Krawczyk przyznał, że wkrótce z lotniska w Szymanach zostanie uruchomione kolejne połączenie międzynarodowe. Jego szczegóły mają być podane w nadchodzącym tygodniu.

Z badań lotniska w Szymanach wynika, że z tego portu korzystają nie tylko mieszkańcy Warmii i Mazur, ale także województwa podlaskiego (Suwałki, Białystok, Łomża) i mazowieckiego (Ostrołęka). Zdarzają się także pasażerowie z Elbląga, czy Lublina.

Kuchciński w rozmowie z PAP zwrócił uwagę, że port lotniczy w Szymanach wyraźnie wspomaga rozwój branży turystycznej w regionie. "Pojawiła się m.in. oferta wycieczek fakultatywnych dla gości hotelowych, co się cieszy sporą popularnością" - przyznał.
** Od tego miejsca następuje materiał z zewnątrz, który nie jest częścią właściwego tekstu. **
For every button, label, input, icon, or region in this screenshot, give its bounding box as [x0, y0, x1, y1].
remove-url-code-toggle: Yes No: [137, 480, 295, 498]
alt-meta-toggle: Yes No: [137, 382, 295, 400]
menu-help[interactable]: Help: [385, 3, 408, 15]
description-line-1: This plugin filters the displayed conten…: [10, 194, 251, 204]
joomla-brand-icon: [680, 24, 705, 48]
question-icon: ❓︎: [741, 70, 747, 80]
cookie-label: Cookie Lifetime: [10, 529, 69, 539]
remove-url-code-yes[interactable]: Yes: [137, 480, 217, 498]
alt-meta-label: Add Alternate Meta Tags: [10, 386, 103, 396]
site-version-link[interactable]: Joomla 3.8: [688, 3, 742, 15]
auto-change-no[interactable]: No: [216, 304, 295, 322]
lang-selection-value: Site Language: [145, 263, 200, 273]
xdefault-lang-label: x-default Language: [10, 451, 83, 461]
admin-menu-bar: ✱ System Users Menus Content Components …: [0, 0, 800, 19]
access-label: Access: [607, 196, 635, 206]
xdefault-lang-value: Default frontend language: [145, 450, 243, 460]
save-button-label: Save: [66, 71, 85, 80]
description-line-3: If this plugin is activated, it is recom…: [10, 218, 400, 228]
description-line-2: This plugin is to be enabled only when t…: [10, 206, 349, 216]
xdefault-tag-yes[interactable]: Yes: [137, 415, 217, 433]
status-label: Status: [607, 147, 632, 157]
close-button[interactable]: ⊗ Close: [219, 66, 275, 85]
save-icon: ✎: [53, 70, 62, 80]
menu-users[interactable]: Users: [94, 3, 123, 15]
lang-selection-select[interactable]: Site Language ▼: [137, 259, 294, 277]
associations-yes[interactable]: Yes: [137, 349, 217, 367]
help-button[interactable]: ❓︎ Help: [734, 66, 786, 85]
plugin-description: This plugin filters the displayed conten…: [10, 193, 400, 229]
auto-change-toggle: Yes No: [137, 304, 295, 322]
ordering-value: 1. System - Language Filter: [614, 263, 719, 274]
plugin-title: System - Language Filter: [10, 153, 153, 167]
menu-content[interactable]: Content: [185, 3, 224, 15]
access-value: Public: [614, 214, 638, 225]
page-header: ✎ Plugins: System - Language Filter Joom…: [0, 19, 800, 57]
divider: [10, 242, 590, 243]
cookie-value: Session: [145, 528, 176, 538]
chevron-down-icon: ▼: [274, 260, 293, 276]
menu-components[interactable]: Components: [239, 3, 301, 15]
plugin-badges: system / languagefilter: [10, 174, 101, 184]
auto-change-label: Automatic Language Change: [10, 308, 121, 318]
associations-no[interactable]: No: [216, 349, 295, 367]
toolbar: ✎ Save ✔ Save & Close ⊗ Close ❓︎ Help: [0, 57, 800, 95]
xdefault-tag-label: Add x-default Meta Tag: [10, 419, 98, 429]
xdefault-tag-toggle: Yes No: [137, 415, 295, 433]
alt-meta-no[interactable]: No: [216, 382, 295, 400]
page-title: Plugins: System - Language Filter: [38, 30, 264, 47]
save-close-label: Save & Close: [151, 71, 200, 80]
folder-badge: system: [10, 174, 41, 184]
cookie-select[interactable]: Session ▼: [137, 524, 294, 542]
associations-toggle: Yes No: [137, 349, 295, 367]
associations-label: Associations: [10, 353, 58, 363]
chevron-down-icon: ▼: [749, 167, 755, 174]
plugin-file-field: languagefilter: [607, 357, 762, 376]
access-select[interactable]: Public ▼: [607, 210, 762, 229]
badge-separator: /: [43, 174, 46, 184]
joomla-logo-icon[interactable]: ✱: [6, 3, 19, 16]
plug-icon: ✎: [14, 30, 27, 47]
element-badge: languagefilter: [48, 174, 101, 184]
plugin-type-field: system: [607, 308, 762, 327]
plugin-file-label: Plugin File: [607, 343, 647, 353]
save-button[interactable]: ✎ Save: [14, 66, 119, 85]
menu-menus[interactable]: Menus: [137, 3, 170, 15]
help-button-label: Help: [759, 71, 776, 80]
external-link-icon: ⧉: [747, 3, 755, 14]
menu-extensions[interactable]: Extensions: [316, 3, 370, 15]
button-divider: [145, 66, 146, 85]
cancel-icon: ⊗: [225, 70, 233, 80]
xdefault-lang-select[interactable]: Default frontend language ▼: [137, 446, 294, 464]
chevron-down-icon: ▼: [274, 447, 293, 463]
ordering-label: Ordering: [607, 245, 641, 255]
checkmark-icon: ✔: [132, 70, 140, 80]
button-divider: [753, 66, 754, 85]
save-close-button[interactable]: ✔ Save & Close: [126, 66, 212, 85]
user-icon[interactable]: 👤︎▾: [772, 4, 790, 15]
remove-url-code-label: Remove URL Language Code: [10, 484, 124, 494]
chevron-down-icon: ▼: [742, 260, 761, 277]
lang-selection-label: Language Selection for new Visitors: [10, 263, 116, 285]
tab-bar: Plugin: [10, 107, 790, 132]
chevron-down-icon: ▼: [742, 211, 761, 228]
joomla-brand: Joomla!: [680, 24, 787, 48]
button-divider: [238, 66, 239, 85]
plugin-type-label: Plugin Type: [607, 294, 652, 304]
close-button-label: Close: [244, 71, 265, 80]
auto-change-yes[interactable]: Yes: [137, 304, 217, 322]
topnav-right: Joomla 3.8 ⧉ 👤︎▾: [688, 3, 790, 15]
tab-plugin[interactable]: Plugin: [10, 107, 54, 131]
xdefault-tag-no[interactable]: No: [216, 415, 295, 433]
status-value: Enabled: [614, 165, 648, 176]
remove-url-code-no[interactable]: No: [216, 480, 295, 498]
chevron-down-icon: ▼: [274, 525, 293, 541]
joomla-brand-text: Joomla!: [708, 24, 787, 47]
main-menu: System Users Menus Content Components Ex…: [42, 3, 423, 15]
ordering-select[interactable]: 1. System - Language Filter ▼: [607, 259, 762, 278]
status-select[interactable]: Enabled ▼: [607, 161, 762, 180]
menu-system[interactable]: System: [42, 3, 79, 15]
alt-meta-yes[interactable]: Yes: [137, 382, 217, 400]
Zakończona na początku tego roku rozbudowa dawnego powojskowego lotniska w Szymanach kosztowała ponad 204 mln zł i w 76 proc. została sfinansowana z unijnych pieniędzy. Wybudowano terminal, wydłużono do 2,5 km drogę startową i wzmocniono jej nośność, powstały też m.in. parkingi i trasa łącząca lotnisko z drogą wojewódzką nr 57.

Władze spółki "Warmia i Mazury" planują już kolejne inwestycje; chcą m.in. powiększyć płytę postojową o jedno stanowisko i zwiększyć liczbę miejsc parkingowych przed terminalem.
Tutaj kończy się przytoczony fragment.